Elle soupira et garda un instant le silence, puis elle lui dit en
l'embrassant:
«Celles que tu ne sais pas, il faut les apprendre. Si tu avais voulu
étudier sérieusement pendant les répétitions ... Te l'ai-je dit? Mais ce
n'est pas le moment de faire des reproches, c'est le moment au contraire
de tout réparer. Voyons, prenons seulement deux heures par jour, et tu
verras que nous triompherons vite de ce qui t'arrête.
--Sera-ce donc l'affaire d'un jour?
--Ce sera l'affaire de quelques mois tout au plus.
--Et cependant je joue demain! je continue à débuter devant un public
qui me juge sur mes défauts beaucoup plus que sur mes qualités.
--Mais qui s'apercevra bien de tes progrès.
--Qui sait? S'il me prend en aversion!
--Il t'a prouvé le contraire.
--Oui! tu trouves qu'il a été indulgent pour moi?
--Eh bien, oui, il l'a été, mon ami. Là où tu as été faible, il a été
bienveillant; là où tu as été fort, il t'a rendu justice.

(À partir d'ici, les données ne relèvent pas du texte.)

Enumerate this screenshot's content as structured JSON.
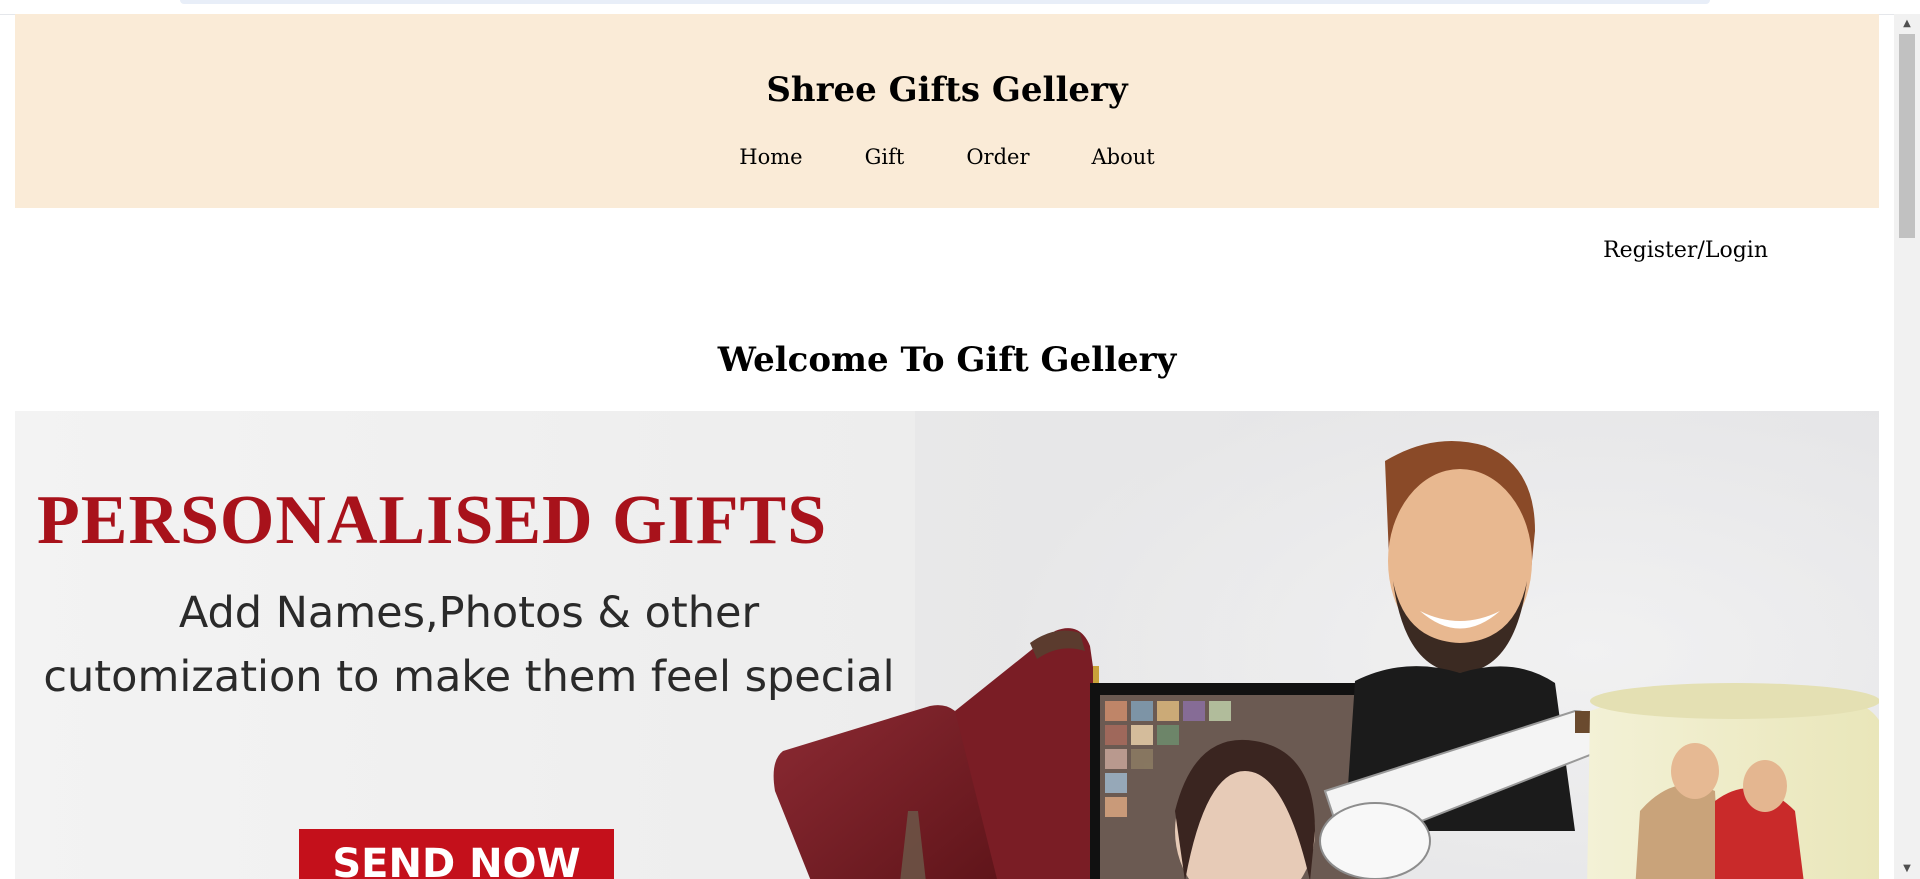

--Mais, en attendant, on va me faire en conséquence un engagement
misérable.
--Le comte est magnifique en tout et n'épargne pas l'argent. D'ailleurs
ne m'en offre-t-il pas plus qu'il ne nous en faut pour vivre tous deux
dans l'opulence?
--C'est cela! je vivrais de ton succès!
--J'ai bien assez longtemps vécu de ta faveur.
--Ce n'est pas de l'argent qu'il s'agit. Qu'il m'engage à peu de frais,
peu importe; mais il m'engagera pour les seconds ou les troisièmes
rôles.
--Il n'a pas d'autre _primo-uomo_ sous la main. Il y a longtemps qu'il
compte sur toi et ne songe qu'à toi. D'ailleurs il est tout porté pour
toi. Tu disais qu'il serait contraire à notre mariage! Loin de là, il
semble le désirer, et me demande souvent quand je l'inviterai à ma noce.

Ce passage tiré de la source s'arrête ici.